Macarons: Experimenting with Oven Temperature and Bright Colors
|315F for 18 minutes|
I stuck in another tray at 330F for 15 minutes and they were beautiful inside but the feet were more skirt like, meaning protruding feet rather than level with the tops. Like bottlecaps, I guess you could say.
|330F for 15 minutes; notice how they started sliding off their feet a little?|
|Macarons from both trays for comparison. 315F on the left and 330F on the right|
I got somewhat less of the bottlecap effect at 325F but not as full inside as the ones baked at 330 — and then ran out of trays. So next time maybe I’ll try lowering the tray since my heating element is at the top but baking them at 330F. Interesting that when I was using Les Petits Macarons recipe/instructions they were always great on the inside but they would slide off the feet a little because of the high heat.
Mind you this is always with the convection fan on.
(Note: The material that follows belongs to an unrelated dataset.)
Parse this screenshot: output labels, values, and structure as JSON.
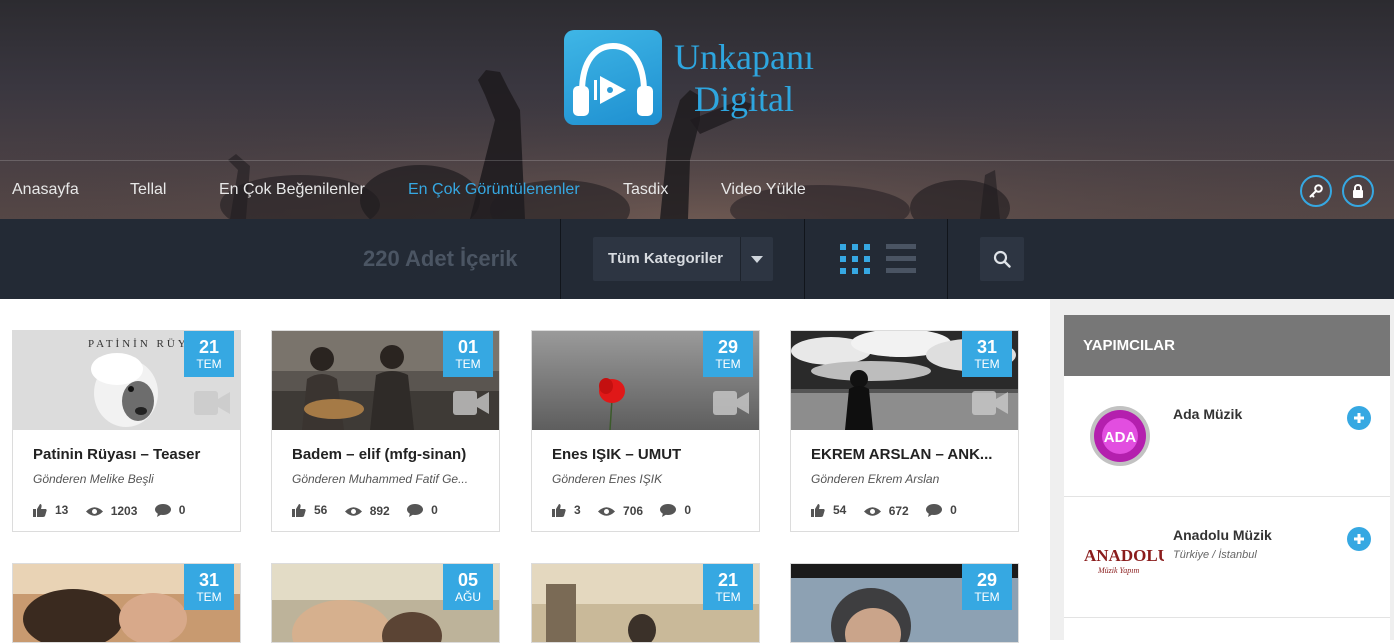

There is absolutely no good that comes out of my oven if the convection fan is not on.
PS By the way, I recently took a class on Craftsy called “Miniature French Desserts” by Colette Christian in which I picked up some new tips about macarons. If you’ve never taken a Craftsy class you don’t know what you’re missing. I was able to message Colette about some of the troubles I was having baking the darker macarons and she responded immediately. Anyway, based on her approach, I also dropped the dried egg whites with this batch and just used a pinch of cream of tartar instead. No noticeable difference. OH, AND ONE MORE THING I CHANGED! I stopped sifting the almond flour before I weighed it. I just sifted once after I ground the PS and the almond flour together. Again, no noticeable difference. Thank goodness I can dispense with most of the sifting now.